Professor Christopher Keaveney teaches Japanese language, East Asian literature, and film courses. He joked that he is known as the Japanese guy at Linfield, “but my story is how the Japanese guy at Linfield became a poet.”
The collection of poems are reflective of his background and of his life. He gave brief explanations as to where the ideas came from. He wrote one poem about his grandfather’s, one being Irish and one being American. And as a grandchild of immigrants, he thought this poem was notable.
When he was in college in New York, the creative writing major didn’t exist and if it had, Keaveney would have likely majored in creative writing. He mentioned that he would submit various pieces and did not receive positive feedback. He went abroad to take time to grow as a creative writer.
An audience member asked about his evolution and growth as a poet and he responded that he needed to get away from submitting to return as a better writer. He called it a “tremendous evolution,” because it brought him to a place at working hard at revising as something he was willing to work toward.

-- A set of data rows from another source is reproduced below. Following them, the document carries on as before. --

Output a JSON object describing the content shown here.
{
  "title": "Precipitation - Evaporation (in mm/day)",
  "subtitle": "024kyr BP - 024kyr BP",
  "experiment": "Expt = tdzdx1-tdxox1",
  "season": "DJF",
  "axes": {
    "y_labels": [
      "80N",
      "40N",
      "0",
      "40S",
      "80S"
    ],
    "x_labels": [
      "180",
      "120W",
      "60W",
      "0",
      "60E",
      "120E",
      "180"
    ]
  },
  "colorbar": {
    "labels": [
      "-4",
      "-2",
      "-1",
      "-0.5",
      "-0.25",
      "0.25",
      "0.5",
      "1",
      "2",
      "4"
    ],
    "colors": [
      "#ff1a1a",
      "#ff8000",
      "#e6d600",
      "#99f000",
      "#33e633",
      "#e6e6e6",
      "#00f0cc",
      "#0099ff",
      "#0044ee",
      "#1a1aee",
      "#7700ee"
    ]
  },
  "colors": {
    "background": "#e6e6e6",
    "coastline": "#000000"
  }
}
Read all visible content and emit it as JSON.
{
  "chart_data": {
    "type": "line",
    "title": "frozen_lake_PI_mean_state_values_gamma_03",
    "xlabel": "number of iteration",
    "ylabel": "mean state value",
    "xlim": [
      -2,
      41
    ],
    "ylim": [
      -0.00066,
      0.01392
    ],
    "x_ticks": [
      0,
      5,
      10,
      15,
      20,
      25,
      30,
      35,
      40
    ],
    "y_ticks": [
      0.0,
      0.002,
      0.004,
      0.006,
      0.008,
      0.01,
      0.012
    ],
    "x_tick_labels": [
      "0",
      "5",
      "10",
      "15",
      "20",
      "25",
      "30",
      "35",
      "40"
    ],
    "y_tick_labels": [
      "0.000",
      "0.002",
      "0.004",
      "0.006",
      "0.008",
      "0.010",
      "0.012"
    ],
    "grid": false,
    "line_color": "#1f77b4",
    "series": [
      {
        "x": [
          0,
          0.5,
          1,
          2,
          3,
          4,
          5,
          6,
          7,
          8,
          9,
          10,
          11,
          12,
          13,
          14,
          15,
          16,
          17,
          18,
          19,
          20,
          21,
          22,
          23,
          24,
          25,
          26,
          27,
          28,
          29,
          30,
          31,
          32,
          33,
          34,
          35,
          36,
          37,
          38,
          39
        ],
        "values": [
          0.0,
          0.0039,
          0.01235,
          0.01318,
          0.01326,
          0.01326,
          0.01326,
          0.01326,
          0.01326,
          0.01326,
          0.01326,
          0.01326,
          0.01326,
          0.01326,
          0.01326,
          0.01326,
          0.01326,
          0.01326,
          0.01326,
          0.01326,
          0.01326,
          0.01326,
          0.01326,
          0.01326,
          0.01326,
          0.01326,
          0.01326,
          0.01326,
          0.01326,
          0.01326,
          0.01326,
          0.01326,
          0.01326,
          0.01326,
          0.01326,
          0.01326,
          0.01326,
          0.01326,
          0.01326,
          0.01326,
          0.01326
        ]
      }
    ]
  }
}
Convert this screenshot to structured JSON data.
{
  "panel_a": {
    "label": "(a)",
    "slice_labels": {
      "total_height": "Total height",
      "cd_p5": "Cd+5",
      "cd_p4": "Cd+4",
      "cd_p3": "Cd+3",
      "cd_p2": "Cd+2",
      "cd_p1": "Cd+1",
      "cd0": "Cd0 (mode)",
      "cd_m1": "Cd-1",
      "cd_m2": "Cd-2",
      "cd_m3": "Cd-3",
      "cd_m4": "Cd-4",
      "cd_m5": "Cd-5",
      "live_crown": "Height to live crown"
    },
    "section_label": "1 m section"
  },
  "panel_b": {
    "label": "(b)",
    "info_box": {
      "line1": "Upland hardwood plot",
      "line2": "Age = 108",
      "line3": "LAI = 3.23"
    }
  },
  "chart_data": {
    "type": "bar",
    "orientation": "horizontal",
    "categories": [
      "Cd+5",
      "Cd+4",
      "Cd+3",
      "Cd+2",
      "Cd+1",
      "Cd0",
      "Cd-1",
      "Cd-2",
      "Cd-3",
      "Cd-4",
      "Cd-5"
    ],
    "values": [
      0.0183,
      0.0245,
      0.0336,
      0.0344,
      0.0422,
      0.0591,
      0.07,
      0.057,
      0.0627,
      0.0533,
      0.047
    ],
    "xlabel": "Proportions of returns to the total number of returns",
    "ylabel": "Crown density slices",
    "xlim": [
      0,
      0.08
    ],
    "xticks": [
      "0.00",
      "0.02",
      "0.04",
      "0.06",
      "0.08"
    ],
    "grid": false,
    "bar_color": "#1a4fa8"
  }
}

In another poem, Keaveney reflected on the complicated relationship he had with his father and after he got dementia, he decided to compose a poem from a person with memory loss’ perspective. He mentioned that his father had an excellent memory, until he suffered strokes and as a result had dementia.
He thoughtfully dedicated his book of poems to his wife, due to her patience with him. His best ideas came at odd hours of the night and he would reach over and write them down to assure he wouldn’t forget it and haphazardly waking up his wife. Though, he joked that when he woke up he wouldn’t be able to decipher his own handwriting.
Keaveney wrote a poem to his INQS students and joked about the importance about grammar. It was his most humorous composition of the evening. He would compare grammar terms to mundane scenes.